Stanislav Boiko and Olena Davlikanova, Senior Fellows of the Sahaidachnyi Security Center, have published a new analysis in the journal Ethics and Armed Forces of The Institute for Peace and Military Ethics, asking how an attack on Europe might be carried out and why much of the Western debate starts from the wrong premises.
Many forecasts point to 2029–2030 as the moment Russia could threaten a NATO member directly. The authors are wary of these timelines, as knowing when Russia might have the forces in place says little about when a decision to use them would come. The question they put forward concerns the point at which Moscow sees the surrounding conditions as favorable enough to move.
That distinction matters because Russia can claim success without winning a conventional fight. What Moscow requires is an outcome it can frame as a win, and territory in Ukraine or a NATO state is not the only thing that would qualify. Weakening the Alliance by revealing its divisions and lack of readiness would answer the same purpose.
Russia still cannot push past many Ukrainian villages, yet it can strain transatlantic ties and shape how European governments and voters think about defence. The airspace intrusions over Poland and Romania made the point: the reaction was slow and uncertain, and that visible weakness may tempt Moscow to act sooner than experts assume.

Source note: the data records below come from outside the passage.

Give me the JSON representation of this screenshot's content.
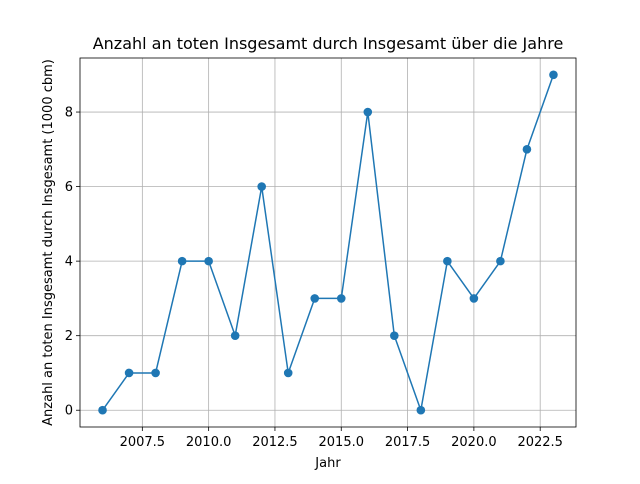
{
  "chart_data": {
    "type": "line",
    "title": "Anzahl an toten Insgesamt durch Insgesamt über die Jahre",
    "xlabel": "Jahr",
    "ylabel": "Anzahl an toten Insgesamt durch Insgesamt (1000 cbm)",
    "x": [
      2006,
      2007,
      2008,
      2009,
      2010,
      2011,
      2012,
      2013,
      2014,
      2015,
      2016,
      2017,
      2018,
      2019,
      2020,
      2021,
      2022,
      2023
    ],
    "series": [
      {
        "values": [
          0,
          1,
          1,
          4,
          4,
          2,
          6,
          1,
          3,
          3,
          8,
          2,
          0,
          4,
          3,
          4,
          7,
          9
        ],
        "color": "#1f77b4",
        "marker": "circle"
      }
    ],
    "xlim": [
      2005.15,
      2023.85
    ],
    "ylim": [
      -0.45,
      9.45
    ],
    "xticks": [
      2007.5,
      2010.0,
      2012.5,
      2015.0,
      2017.5,
      2020.0,
      2022.5
    ],
    "xtick_labels": [
      "2007.5",
      "2010.0",
      "2012.5",
      "2015.0",
      "2017.5",
      "2020.0",
      "2022.5"
    ],
    "yticks": [
      0,
      2,
      4,
      6,
      8
    ],
    "ytick_labels": [
      "0",
      "2",
      "4",
      "6",
      "8"
    ],
    "grid": true,
    "legend": "none"
  }
}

Beneath all this lies a challenge to a habit of mind — the assumption that Europe is currently at peace. In the article, Stanislav Boiko and Olena Davlikanova draw on two of the Center’s resources to counter it: the Everywhere War Tracker and the Denied War analytical report, which show that, consistent with Russia’s own doctrine, hybrid pressure is not a substitute for war but a preparatory stage of it.
Russia frames the confrontation as civilisational and existential, and its aim reaches past reclaiming Soviet-era influence toward corroding democratic societies and unravelling the European project. The Tracker‘s record of cyber operations, sabotage, airspace violations and infrastructure disruption reads as scattered incidents one at a time, but together shows both a rising count and a change in kind.
As they put it directly:
“Russia may not be preparing for war against Europe. It may already be conducting one.”
On the shape of an attack, Stanislav Boiko and Olena Davlikanova warn against expecting a twentieth-century conventional campaign. What they anticipate is a blend of Russia’s inherited doctrine with the new-generation capabilities forged in Ukraine, unfolding as a sequenced campaign designed to blind, immobilise and drain the defender before major ground combat.
It would run through four phases:
- Crossing the threshold — coordinated cyber and physical sabotage against critical infrastructure, paired with information operations to make the whole system feel like it is collapsing at once.
- The air offensive — an almost simultaneous multi-domain campaign against operational depth, drawing on missile stocks and masses of cheap drones to knock out NATO airpower on the ground.
- The kill zone — if Western forces answer back, a deep, densely defended engagement area saturated with electronic warfare and unmanned systems.
- Territorial anchoring — ground troops moving last, in small tactical groups under constant drone cover rather than armoured columns.
By forcing a long, bloody, close-quarters war on NATO soil, Russia would press on Europe’s intolerance for heavy casualties, aiming to humiliate the Alliance rather than seize large areas.
The report also weighs where an attack might come, from most to least likely (e.g. the Baltic states from land reinforcement; Gotland, Saaremaa, Hiiumaa or the Arctic).
The analysis also makes the case that NATO’s aggregate strength conceals a Europe that may in fact be more exposed than Ukraine because:
- Rearmament still runs on peacetime timelines while Russian industry works on a war footing.
- The gap is less about stockpiles than about new technology and the trained personnel to use it, which barely exist across much of Europe.
- Threat perception is uneven between the northern and eastern flanks and the rest of the continent; and the United States, tied down with Iran and wary of China, remains a question mark.
Above all, Stanislav Boiko and Olena Davlikanova return to perception, on which deterrence rests as much as on hardware:
“Moscow does not require certainty of success. It only requires sufficient doubt regarding Western unity and response.”
The takeaway for policy is that the readier Europe looks, the less likely an attack becomes — and that Europe should prepare “for a strategic environment in which the distinction between peace and war has already become increasingly difficult to identify.”